I'm not going to get into a mud-slinging contest with you - nor was that the intent.
I just wanted to point out that if you were not willing to pay to work at the job you currently hold why would you consider doing it just to fly an airplane? It's abuse (by the employer) and to subject ones self to that for the hopes of landing a job is, in my opinion, demonstrating a lack of self respect.
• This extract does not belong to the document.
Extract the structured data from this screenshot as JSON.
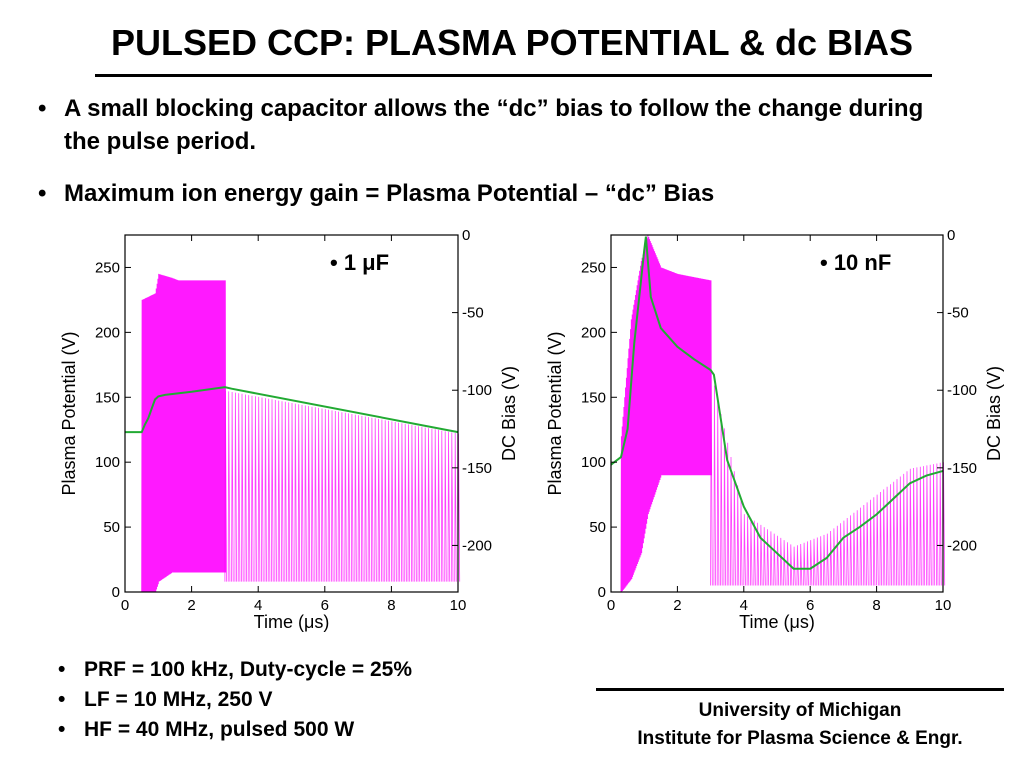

Furthermore, the fact that someone is paying to occupy that seat takes that seat away from what would otherwise be a paid pilot - albeit not very much - but paid nonetheless. If you use the argument that the aircraft is certified for single-pilot ops it's a rather counterproductive stance. If it's single pilot-ops how, exactly, are you going to log time? It won't be SIC. And you won't be touching the yoke on anything but the 135 legs and companies don't get paid unless the flight is 135 (or 121) etc. - meaning there won't be a lot of 91 "repositioning" legs. So your opportunity to actually fly the aircraft is very limited. Yes you may be exposed to the aircraft (systems, "line" flying etc.) but you could get the same exposure in a simulator for far less.
As far as the "time" comment goes I was simply pointing out that the vast majority of people flying to day have put much more time and much more work into getting to where they are than plopping down $50k to "work" for someone else and ride around in the right seat. The "time" comment meant get your ratings, get your CFIs, instruct, work freight (as a paid pilot) and work your way up the chain.
250 hours of Metroliner (insert ay other freight airfram here) time isn't really going to make you that much more marketable than the CFI - who someone has taken a risk with in terms of employing - with 250hrs dual given.
It may not be illegal. But it sure as hell is immoral.
It all comes back to: if you wouldn't pay your current employer to work in the job you currently hold why on earth would you do it to fly an airplane?
The whole point of flying professionaly is to figure out a way to do it on someone else's dime. There are plenty of ways to build time and get paid for it (or at the very least break even). To pay someone else to "work" for them as some variation of a cargo loader/first officer is, in my opinion, dumb.
I don't expect to change your view on this but just think about it. The issue is very simply - why would you pay someone to work for them?